Republican House members warn that a bill establishing a separate government for native Hawaiians marks an unconstitutional step backward toward the discredited doctrine of “separate but equal.”
The Native Hawaiian Government Reorganization Act – the Akaka bill as it is popularly known after its primary sponsor, Hawaii Democratic Sen. Daniel Akaka ̶ passed the House late last month by a 245-165 vote, including the votes of six Republicans.
It also enjoys President Barack Obama’s support.
The legislation that would grant federal recognition of 400,000 native Hawaiians as “an Indian tribe,” roughly 20 percent of Hawaii’s population, and allow them to establish their own sovereign government, has been introduced in successive Congresses since 2000. The native Hawaiian government would also gain control over 1.8 million acres of land that were “ceded” when Hawaii became a state.
It has passed the House twice without success in the Senate.
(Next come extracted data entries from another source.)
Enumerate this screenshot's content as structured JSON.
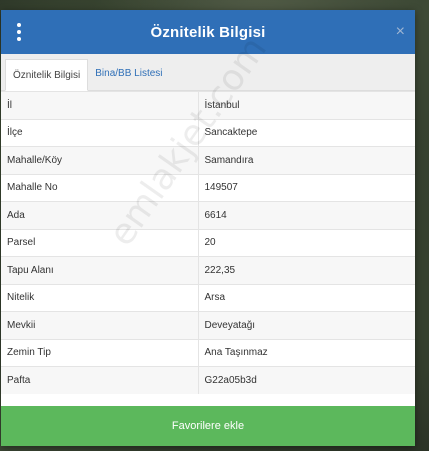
{
  "header": {
    "title": "Öznitelik Bilgisi",
    "close_glyph": "×",
    "accent": "#2f6fb7"
  },
  "tabs": [
    {
      "label": "Öznitelik Bilgisi",
      "active": true
    },
    {
      "label": "Bina/BB Listesi",
      "active": false
    }
  ],
  "attributes": [
    {
      "key": "İl",
      "value": "İstanbul"
    },
    {
      "key": "İlçe",
      "value": "Sancaktepe"
    },
    {
      "key": "Mahalle/Köy",
      "value": "Samandıra"
    },
    {
      "key": "Mahalle No",
      "value": "149507"
    },
    {
      "key": "Ada",
      "value": "6614"
    },
    {
      "key": "Parsel",
      "value": "20"
    },
    {
      "key": "Tapu Alanı",
      "value": "222,35"
    },
    {
      "key": "Nitelik",
      "value": "Arsa"
    },
    {
      "key": "Mevkii",
      "value": "Deveyatağı"
    },
    {
      "key": "Zemin Tip",
      "value": "Ana Taşınmaz"
    },
    {
      "key": "Pafta",
      "value": "G22a05b3d"
    }
  ],
  "footer": {
    "favorite_label": "Favorilere ekle",
    "button_color": "#5cb85c"
  },
  "watermark": "emlakjet.com"
}
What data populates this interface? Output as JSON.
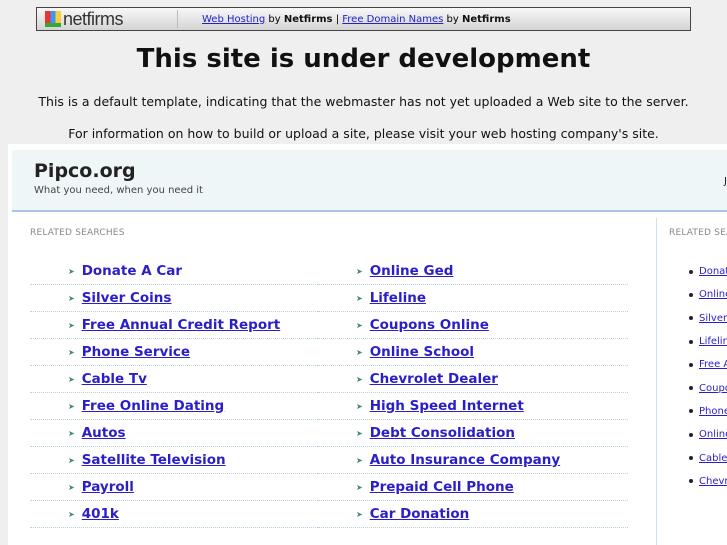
{
  "banner": {
    "logo": "netfirms",
    "link1": "Web Hosting",
    "by1": "by",
    "brand1": "Netfirms",
    "divider": "|",
    "link2": "Free Domain Names",
    "by2": "by",
    "brand2": "Netfirms"
  },
  "title": "This site is under development",
  "message1": "This is a default template, indicating that the webmaster has not yet uploaded a Web site to the server.",
  "message2": "For information on how to build or upload a site, please visit your web hosting company's site.",
  "site": {
    "name": "Pipco.org",
    "tagline": "What you need, when you need it",
    "date": "Ju"
  },
  "related_label": "RELATED SEARCHES",
  "left_col1": [
    "Donate A Car",
    "Silver Coins",
    "Free Annual Credit Report",
    "Phone Service",
    "Cable Tv",
    "Free Online Dating",
    "Autos",
    "Satellite Television",
    "Payroll",
    "401k"
  ],
  "left_col2": [
    "Online Ged",
    "Lifeline",
    "Coupons Online",
    "Online School",
    "Chevrolet Dealer",
    "High Speed Internet",
    "Debt Consolidation",
    "Auto Insurance Company",
    "Prepaid Cell Phone",
    "Car Donation"
  ],
  "right_list": [
    "Donate A Car",
    "Online Ged",
    "Silver Coins",
    "Lifeline",
    "Free Annual Credit Report",
    "Coupons Online",
    "Phone Service",
    "Online School",
    "Cable Tv",
    "Chevrolet Dealer"
  ]
}
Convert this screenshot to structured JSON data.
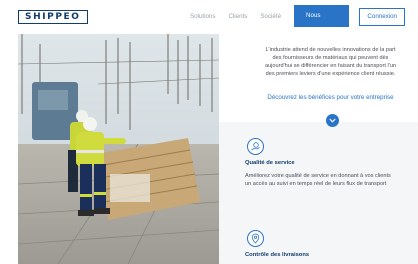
{
  "header": {
    "logo_text": "SHIPPEO",
    "nav": {
      "solutions": "Solutions",
      "clients": "Clients",
      "societe": "Société",
      "contact": "Nous contacter",
      "login": "Connexion"
    }
  },
  "intro": {
    "line1": "L'industrie attend de nouvelles innovations de la part",
    "line2": "des fournisseurs de matériaux qui peuvent dès",
    "line3": "aujourd'hui se différencier en faisant du transport l'un",
    "line4": "des premiers leviers d'une expérience client réussie.",
    "discover_link": "Découvrez les bénéfices pour votre entreprise"
  },
  "features": {
    "quality": {
      "title": "Qualité de service",
      "line1": "Améliorez votre qualité de service en donnant à vos clients",
      "line2": "un accès au suivi en temps réel de leurs flux de transport"
    },
    "delivery": {
      "title": "Contrôle des livraisons"
    }
  },
  "colors": {
    "brand_navy": "#123d6d",
    "accent_blue": "#2a74c7",
    "panel_grey": "#f4f6f8"
  }
}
A Senate committee also has approved a version of the bill this time, but a spokeswoman for Senate Majority Leader Harry Reid would not comment on whether or not he would bring the bill to the floor to a vote, saying the jobs bill was a higher priority.
Supporters claim the legislation would grant native Hawaiians parity with the rights enjoyed by native Alaskans and American Indians. But California Republican Rep. Tom McClintock says the legislation goes far beyond that, establishing governance solely based on race.
“For the first time since Brown v. Board of Education it re-establishes the discredited notion of separate but equal that takes us back to the bad old days of Plessy v. Ferguson,” McClintock said. “It establishes a separate race-based government throughout the United States for those who can trace their lineage to pre-Western Hawaii.
“It establishes separate rights and separate governance solely based on race.”
McClintock rejects supporters’ claims Native Hawaiians need their own separate government in compensation for the 1893 overthrow of the Hawaiian monarchy by American businessmen and the subsequent 1898 annexation of the islands.
He said the merit for this argument disappeared in 1959 when Native Hawaiians joined their Anglo and Asian-American neighbors in voting for statehood by a 17-1 margin.
The bill would create what McClintock sees as a “separatist government quite separate from the government of the United States within the boundaries of the United States.”
Pennsylvania Republican Rep. Joe Pitts said the bill could even lead to a move by the sovereign native Hawaiian government to secede from the union and restore the Hawaiian monarchy, based on comments made by Akaka.
McClintock stands behind the Supreme Court’s 2000 Rice v. Cayetano ruling that found the native Hawaiians lack tribal status, saying a distinction exists between native Hawaiians and American Indians.
“American Indian tribes never voted to join the union; they were subjugated by force that was extended by treaty,” McClintock said. “They enjoy certain rights of sovereignty within their tribal lands; this bill extends a separate system of governance with separate rights to any Hawaiians with racial ancestry predating Western contact, and keep in mind that 40 percent of Native Hawaiians don’t even live in Hawaii.”
Native Hawaiians, unlike American Indians, would not have their special rights and immunities from state and federal jurisdiction limited to within a specific territory such as is the case with American Indian reservations, but would cover them wherever they live within the United States.
This could create serious problems in matters such as contract law when non-native Hawaiians attempt to enter into contracts with native Hawaiians or in other circumstances.
“Are American citizens going to have to answer to a Native Hawaiian court in a property-rights dispute with a native Hawaiian?” McClintock asked. “The bill is very clear in that no act of the native Hawaiian government can be challenged in an American court.”
The bill could also result in having businesses located next to each other being taxed at different rates solely based on race.
Pitts said the bill violates the Constitution because Congress lacks power to create new Indian tribes and only has the power to recognize existing ones.
“I think the history of the relations between the United States and the native Hawaiians demonstrates that they are not a tribe,” Pitts said. “The bill is not supported by the attorney general or the governor of the state of Hawaii, and it would not afford the people of Hawaii a referendum on the issue.”
The bill raises other concerns that it could set a bad precedent for other groups such as those of Mexican ancestry living in the southwestern United States whose ancestors lived there prior to annexation in the 1840s.
But Pitts, whose district covers most of Pennsylvania’s Amish country, dismissed suggestions by some opponents that the Amish might want to use the Hawaiian precedent as an opportunity to create a theocratic government independent of state or federal laws.
“I don’t think the Amish would apply for a special exemption like this, but they would just prefer for the government to leave them alone based on their religious beliefs,” Pitts said.
Sen. Lamar Alexander has been in the forefront of Senate opposition to the bill in recent years, and his spokesman, Brett Meeks, told Newsmax the Senator will continue his vocal opposition should Reid bring it to the floor for a vote.